Disse que estavam mexendo com a sua família. 
Errado! Era a sua 
família — no caso, um de seus filhos — que estava mexendo com o estado 
ao receber alguns milhões da Telemar, uma concessionária de serviço 
público, de que o BNDES era sócio. Não fosse isso, ninguém se importaria
 se aquele ex-monitor de jardim zoológico tinha ou não se tornado um 
milionário.
José Dirceu,
 o consultor de empresas privadas que se esgueira em quartos de hotel, 
ficou bravo com as imagens que VEJA publicou na revista.

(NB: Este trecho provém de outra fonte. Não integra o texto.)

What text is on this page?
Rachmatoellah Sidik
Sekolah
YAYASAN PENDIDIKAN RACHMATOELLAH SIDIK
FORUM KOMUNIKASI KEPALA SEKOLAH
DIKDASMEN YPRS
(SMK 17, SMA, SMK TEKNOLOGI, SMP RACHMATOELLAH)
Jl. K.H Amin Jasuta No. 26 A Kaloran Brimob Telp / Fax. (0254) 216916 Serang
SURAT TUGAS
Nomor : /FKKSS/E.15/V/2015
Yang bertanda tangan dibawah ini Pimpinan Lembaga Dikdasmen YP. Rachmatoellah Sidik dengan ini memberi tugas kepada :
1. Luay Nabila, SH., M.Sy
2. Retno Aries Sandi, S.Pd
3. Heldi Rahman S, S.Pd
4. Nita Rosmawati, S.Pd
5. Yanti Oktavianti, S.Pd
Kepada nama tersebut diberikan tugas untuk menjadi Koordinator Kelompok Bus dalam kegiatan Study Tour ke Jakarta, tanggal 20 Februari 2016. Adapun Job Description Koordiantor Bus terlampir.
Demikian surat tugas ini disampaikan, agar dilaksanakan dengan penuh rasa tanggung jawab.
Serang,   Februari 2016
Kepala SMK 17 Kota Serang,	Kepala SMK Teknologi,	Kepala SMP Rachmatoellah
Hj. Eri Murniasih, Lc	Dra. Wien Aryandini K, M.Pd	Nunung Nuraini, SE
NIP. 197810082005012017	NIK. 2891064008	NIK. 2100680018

Ora, estivesse 
ele recebendo, naquele ambiente, pessoas sem quaisquer vínculos 
com assuntos da República, ninguém teria dado um pio. Mas não! Com a sua
 folha corrida, mantinha encontros com o presidente da Petrobras, com o 
ministro do Desenvolvimento Industrial, com o líder do governo na 
Câmara… O Zé sabe muito bem que nem VEJA nem outro veículo qualquer 
teria publicado uma linha a respeito caso ele estivesse por ali para, 
sei lá, estripulias sexuais. No Brasil é assim. Mas não é assim no 
mundo, não!
(...)
A imprensa brasileira, a verdade é esta, está entre as menos 
sensacionalistas do mundo. Na verdade, ela acaba sendo tolerante em 
excesso com certos comportamentos que, embora privados na aparência, 
mesmo não estando relacionados a dinheiro público ou a princípios da 
administração pública, revelam, no entanto, o político de duas caras, o 
anfíbio, aquele que diz uma coisa e que faz outra. 
Há certos 
comportamentos individuas que são sintomas de mau-caratismo. 
No homem 
privado, problema dele e de quem com ele se relacionar; no homem 
público, pode ser indício de baixa qualidade da representação e de 
degradação da política.
(...)
A grande 
imprensa brasileira é generosa, tolerante e paciente. Permite que o 
fauno se passe por santarrão se considerar que isso é só um problema 
privado. Uma coisa é certa: a classe política brasileira seria quase 
dizimada se tivesse de enfrentar uma imprensa americana ou inglesa. E 
ouso dizer que, num primeiro momento, nem seria por causa do trabalho 
disso que se convencionou chamar “jornalismo investigativo”, que tenta 
desvendar as artimanhas dos ladrões de dinheiro público. Bastariam uma 
câmera fotográfica e alguns arquivos que chegam às redações e que são 
descartados.
E eu lamento
 constatar que a nossa democracia não é melhor do que a democracia 
americana ou britânica. Só por causa disso? É claro que não! Mas também 
por causa disso. Se, amanhã, os grandes veículos anunciarem: “Vamos 
contar tudo”, aí vocês conhecerão o que é pânico.  E eu posso garantir 
que não farão mal nenhum aos brasileiros se forem pra casa.